Por fim, a dissuasão fundamenta-se na busca de convencer as pessoas de
modo geral, bem como o próprio criminoso, de que a prática delitiva é uma conduta
desvantajosa e inadequada em razão de que a pena se insere como atividade
destinada a impedir o culpado de tornar-se nocivo à sociedade, assim como
instrumento para afastar os demais indivíduos de práticas ilícitas perante o Direito
Penal (MASSON, 2020).
Com efeito, após a breve introdução sobre a temática, o presente capítulo
pretende apresentar as suas teorias, bem como os tipos de penas existentes no
ordenamento brasileiro.
14
2.1 TEORIAS DA PENA
O Direito Penal tem por desígnio a tutela dos bens mais importantes e
essenciais ao ser humano e a vida em sociedade. Conceitua-se o Direito Penal como
o “setor ou parcela do ordenamento jurídico público que estabelece as ações ou
omissões delitivas, cominando-lhes determinadas consequências jurídicas — penas
ou medidas de segurança — conceito formal” (PRADO, 2019a, p. 65).
Este âmbito do Direito, também busca compreender o comportamento dos
agentes e de suas condutas reprováveis ou danosas em face do ordenamento jurídico
que são, dependendo do contexto fático, penalizados pelo Estado, este detentor do
jus puniendi (BITENCOURT, 2020).
Destaca-se ainda, no tocante à classificação da pena:
Pena é espécie de sanção penal, isto é, resposta estatal ao infrator da norma incriminadora (crime ou contravenção), consistente na privação ou restrição de determinados bens jurídicos do agente. Sua imposição depende do devido processo legal, através do qual se constata a autoria e materialidade de um comportamento típico, antijurídico e culpável não atingido por causa extintiva de punibilidade (CUNHA, 2016, p. 395).
Com o passar do tempo, o Direito Penal passou por significativas evoluções,
em especial quanto ao objetivo das penalidades aplicadas aos infratores, sendo
essencial a análise das posições desenvolvidas pelas doutrinas penais e filosóficas-
jurídicas, em relação à finalidade das penas que originaram diversas visões teóricas,
das quais três teorias clássicas merecem destaque.
A primeira teoria também chamada de Absolutista ou Teoria Retributiva da
Pena, se caracteriza pelo entendimento de que a imposição da pena é uma forma de
retribuição ao ato ilícito praticado.
Nesse seguimento, tira-se a lição de que:
a teoria da retribuição não encontra o sentido da pena na perspectiva de algum fim socialmente útil, senão em que mediante a imposição de um mal merecidamente se retribui, equilibra e expia a culpabilidade do autor pelo fato cometido.
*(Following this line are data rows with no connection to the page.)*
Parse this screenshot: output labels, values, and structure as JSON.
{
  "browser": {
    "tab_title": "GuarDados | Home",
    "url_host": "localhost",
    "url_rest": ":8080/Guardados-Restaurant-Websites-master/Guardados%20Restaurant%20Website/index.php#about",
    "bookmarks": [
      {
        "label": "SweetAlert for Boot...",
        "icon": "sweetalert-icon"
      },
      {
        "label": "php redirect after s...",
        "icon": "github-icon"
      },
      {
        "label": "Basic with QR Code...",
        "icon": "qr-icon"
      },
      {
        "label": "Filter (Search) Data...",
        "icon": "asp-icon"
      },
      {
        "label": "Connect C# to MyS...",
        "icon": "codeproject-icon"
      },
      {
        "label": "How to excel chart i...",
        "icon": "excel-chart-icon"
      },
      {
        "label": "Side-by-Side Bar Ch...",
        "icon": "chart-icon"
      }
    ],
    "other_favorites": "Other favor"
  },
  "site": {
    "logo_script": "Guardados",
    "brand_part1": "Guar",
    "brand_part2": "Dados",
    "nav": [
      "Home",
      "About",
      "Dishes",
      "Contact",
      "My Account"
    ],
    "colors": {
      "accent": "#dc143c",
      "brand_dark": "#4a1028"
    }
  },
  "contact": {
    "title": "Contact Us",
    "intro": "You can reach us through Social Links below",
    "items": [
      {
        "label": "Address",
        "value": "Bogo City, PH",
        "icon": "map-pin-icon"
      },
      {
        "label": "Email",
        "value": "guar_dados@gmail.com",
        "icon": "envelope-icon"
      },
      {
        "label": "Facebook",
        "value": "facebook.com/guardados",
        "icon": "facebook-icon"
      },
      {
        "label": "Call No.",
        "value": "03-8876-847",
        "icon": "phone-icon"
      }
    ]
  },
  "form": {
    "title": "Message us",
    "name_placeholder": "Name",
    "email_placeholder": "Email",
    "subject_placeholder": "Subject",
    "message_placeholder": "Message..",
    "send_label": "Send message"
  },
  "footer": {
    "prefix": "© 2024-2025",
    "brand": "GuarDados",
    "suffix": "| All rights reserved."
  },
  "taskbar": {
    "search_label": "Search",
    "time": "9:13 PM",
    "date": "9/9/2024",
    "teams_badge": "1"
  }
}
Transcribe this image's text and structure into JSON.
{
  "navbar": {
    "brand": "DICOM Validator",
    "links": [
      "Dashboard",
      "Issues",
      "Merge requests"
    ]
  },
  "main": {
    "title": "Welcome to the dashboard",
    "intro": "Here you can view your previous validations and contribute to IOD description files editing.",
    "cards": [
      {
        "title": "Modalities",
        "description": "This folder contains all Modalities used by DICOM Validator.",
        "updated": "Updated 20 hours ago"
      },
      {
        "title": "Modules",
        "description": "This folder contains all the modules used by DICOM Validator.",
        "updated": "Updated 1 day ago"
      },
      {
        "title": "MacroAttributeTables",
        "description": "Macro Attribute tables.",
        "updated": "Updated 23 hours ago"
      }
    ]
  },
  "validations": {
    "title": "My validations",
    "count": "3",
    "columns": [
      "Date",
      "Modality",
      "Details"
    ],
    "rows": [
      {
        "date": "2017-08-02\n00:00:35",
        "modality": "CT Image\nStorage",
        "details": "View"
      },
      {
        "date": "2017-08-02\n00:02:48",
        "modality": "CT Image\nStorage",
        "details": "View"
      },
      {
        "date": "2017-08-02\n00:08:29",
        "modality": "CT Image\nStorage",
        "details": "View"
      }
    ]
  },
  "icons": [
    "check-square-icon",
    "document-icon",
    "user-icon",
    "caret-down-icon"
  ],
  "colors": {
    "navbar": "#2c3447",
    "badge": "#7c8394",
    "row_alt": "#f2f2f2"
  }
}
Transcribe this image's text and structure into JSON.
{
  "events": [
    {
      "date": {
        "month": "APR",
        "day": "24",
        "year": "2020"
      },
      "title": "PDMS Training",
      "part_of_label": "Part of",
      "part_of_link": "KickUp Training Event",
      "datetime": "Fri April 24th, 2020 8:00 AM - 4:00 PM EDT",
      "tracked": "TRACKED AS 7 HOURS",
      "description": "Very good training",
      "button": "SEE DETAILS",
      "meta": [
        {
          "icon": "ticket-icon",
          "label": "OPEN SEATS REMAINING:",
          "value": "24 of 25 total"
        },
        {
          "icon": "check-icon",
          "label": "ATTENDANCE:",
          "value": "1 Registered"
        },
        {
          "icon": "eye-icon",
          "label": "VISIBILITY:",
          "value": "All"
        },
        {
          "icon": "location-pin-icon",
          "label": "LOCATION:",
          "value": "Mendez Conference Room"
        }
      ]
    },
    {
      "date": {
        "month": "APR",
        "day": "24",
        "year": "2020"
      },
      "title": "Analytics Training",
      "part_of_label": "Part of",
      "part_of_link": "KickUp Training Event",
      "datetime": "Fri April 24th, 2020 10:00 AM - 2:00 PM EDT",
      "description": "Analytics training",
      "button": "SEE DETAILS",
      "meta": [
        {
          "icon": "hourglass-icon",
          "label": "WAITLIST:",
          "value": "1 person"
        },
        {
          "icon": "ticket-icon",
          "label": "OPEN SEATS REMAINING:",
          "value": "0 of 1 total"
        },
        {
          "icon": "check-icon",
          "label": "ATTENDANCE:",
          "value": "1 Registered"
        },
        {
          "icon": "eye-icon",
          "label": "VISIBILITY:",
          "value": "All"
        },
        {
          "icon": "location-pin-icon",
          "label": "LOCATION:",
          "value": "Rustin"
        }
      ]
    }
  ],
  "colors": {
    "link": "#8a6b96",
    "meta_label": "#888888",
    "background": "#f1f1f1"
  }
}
Se fala aqui de uma teoria ‘absoluta’ porque para ela o fim da pena é independente, ‘desvinculado’ de seu efeito social. A concepção da pena como retribuição compensatória realmente já é conhecida desde a antiguidade e permanece viva na consciência dos profanos como uma certa naturalidade: a pena deve ser justa e isso pressupõe que se corresponda em sua duração e intensidade com a gravidade do delito, que o compense (ROXIN, 1997, p. 81-82 apud GRECO, 2017, p. 75).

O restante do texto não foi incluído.